Americans Encountering More Unkempt Restrooms, Triggering Negative Perceptions of Businesses
Milwaukee, Wis. — The “ick factor” in public restrooms appears to be growing, according to a survey that tracks Americans’ attitudes toward restroom facilities. Almost 70% report they’ve had a particularly unpleasant experience in a public restroom due to the condition of the facilities—a nearly 20% increase since 2012.
That’s bad news for businesses since Americans say they judge establishments based on the state of their restrooms. According to the 2016 Healthy Hand Washing Survey conducted by Bradley Corporation, most consumers believe a bad restroom indicates poor management, lowers their opinion of the company, shows the business doesn’t care about customers, and makes them think the company is lazy or sloppy.
“The vast majority—91%—told us that a business with high quality products or services should have high quality restrooms,” says Jon Dommisse, director of global marketing and strategic development at Bradley Corp. “Likewise, in the workplace, 88 percent of workers think the condition of restrooms is one indicator of how a company values its workforce. Yet, only half rate their workplace restrooms as excellent or very good compared to 62% one year ago.
Bradley, a manufacturer of commercial plumbing fixtures, washroom accessories, restroom partitions, emergency fixtures and solid plastic lockers for 95 years, also delved into what factors makes restrooms so unappealing. Chief restroom grievances include toilets that are clogged or not flushed; a really bad smell; an overall appearance that’s dirty, unkempt or old; and partition doors that don’t latch closed.
Key restroom improvements Americans would most like to see include improved cleanliness, a completely touchless experience, better stocking of restroom supplies, and a never-ending supply of paper towels—even if there are dryers.
As for restroom improvements they’ve seen over the past two to three years in specific types of facilities, respondents gave the highest marks to medical buildings, airports, restaurants and higher education facilities. At the other end of the spectrum, restrooms in convenience stores, gas stations and truck stops deteriorated the most.
Americans make no secret about their disdain for coming into contact with germs in public restrooms. Restroom entrance door handles, stall handles and faucet handles are the surfaces that make them the most squeamish. Almost 60% of respondents say they operate the toilet flusher with their foot to avoid germs. More than half use a paper towel to cover the door handle while others use their butt to open and close doors.

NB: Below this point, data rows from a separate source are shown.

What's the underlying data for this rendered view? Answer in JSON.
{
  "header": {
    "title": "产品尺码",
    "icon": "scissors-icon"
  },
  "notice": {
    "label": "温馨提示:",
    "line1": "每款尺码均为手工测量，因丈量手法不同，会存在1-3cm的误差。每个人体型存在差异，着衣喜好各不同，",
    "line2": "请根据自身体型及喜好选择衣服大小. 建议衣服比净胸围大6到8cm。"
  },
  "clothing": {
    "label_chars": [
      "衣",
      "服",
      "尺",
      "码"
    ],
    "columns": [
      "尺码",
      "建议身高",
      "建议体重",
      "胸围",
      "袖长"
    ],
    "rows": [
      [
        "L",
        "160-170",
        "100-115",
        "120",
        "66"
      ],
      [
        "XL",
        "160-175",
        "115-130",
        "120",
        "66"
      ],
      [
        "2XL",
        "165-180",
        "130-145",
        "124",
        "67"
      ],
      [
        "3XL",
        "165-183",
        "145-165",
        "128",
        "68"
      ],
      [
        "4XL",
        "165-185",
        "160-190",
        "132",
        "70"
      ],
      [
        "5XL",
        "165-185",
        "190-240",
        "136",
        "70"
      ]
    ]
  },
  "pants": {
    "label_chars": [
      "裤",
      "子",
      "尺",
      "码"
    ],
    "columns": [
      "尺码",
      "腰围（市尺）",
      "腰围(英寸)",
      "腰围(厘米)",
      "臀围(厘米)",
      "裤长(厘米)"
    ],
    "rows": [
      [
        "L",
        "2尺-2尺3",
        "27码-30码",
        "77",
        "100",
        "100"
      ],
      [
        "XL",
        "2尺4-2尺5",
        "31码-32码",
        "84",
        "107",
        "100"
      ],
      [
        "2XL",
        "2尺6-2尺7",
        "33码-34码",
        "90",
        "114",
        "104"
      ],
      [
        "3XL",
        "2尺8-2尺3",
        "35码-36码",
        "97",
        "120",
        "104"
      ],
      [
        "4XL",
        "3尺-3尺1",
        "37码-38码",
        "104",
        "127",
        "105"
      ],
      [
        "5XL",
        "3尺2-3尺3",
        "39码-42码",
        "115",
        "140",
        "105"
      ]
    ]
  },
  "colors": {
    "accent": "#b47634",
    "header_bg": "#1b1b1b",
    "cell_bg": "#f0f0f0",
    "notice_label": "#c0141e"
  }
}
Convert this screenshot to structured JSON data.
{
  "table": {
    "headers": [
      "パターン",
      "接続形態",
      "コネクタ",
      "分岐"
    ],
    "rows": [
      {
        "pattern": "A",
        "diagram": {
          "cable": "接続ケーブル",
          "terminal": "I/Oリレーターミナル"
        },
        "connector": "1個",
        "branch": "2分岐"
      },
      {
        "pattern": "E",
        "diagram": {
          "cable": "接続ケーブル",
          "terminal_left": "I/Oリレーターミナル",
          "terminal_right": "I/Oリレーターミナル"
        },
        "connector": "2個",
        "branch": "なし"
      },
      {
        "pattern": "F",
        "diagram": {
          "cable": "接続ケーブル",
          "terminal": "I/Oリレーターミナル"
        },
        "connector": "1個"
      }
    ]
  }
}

When it comes to concerns about other people not washing their hands, restaurants and health care facilities are the two types of establishments that give Americans the most anxiety.
“It pays off for businesses to provide clean, stocked, easy to use washroom facilities with touch-free fixtures to ensure the user has a positive experience,” Dommisse said. “In our eighth year of doing this national survey, it remains clear that the condition and cleanliness of the public restroom are always in the spotlight, and affect customer, employee and stakeholder perceptions.”
The Healthy Hand Washing Survey queried 1,062 American adults online Dec. 10-13, 2015 about their hand washing habits in public restrooms and concerns about germs, colds and the flu. Participants were from around the country, were 18 years and older, and were fairly evenly split between men and women (47 and 53%).